Hungary Central Bank Offers 9 Billion Euros for Loan ConversionAndras Gergely
Hungary’s central bank will offer 9 billion euros ($11 billion) to commercial lenders from its reserves to neutralize the market impact of the conversion of household foreign-currency loans to forint.
The National Bank of Hungary wants to ensure such loans are phased out “in a fast and orderly manner, while preserving the stability of the financial system and without substantial impact on the forint’s exchange rate,” the regulator said in a statement on its website today.

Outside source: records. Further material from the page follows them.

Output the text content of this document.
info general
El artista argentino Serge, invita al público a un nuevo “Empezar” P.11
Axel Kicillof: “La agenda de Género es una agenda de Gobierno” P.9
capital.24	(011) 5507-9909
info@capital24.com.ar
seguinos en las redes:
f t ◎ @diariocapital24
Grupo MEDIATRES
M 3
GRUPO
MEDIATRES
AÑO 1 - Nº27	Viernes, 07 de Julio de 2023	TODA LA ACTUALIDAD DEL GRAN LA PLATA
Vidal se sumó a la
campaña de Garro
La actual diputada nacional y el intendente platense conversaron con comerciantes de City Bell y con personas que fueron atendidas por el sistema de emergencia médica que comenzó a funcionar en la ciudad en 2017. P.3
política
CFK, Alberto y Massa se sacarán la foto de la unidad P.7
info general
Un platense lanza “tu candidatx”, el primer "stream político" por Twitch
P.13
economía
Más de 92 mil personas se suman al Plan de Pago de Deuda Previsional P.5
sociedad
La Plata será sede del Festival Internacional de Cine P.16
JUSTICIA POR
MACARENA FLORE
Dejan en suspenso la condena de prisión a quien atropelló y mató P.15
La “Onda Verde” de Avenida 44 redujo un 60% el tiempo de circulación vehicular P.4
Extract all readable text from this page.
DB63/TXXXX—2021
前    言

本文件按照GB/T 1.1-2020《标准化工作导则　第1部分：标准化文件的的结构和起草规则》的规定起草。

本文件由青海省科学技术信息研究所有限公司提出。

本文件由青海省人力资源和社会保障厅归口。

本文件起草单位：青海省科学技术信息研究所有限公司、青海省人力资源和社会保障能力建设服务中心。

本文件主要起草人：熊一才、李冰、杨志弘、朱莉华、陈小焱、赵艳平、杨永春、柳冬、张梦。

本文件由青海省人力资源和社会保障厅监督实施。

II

Prime Minister Viktor Orban’s government is working on eliminating the foreign-currency debt that has burdened banks and borrowers as the forint plunged after the collapse of Lehman Brothers Holdings Inc. Lenders also face refund obligations of as much as 1 trillion forint ($4.1 billion) for “unfair” charges, according to official estimates.
The forint has weakened 3.8 percent this year, the third-worst performance among 24 emerging-market currencies tracked by Bloomberg, after the Russian ruble and the Argentine peso. It gained less than 0.1 percent to 308.78 per euro by 2:52 p.m. in Budapest.
The plan will leave central bank reserves above levels demanded by international financial institutions and investors, according to the statement. The 9 billion euros offered will be in addition to 3 billion euros pledged in September to assist lenders with the refund of loan charges.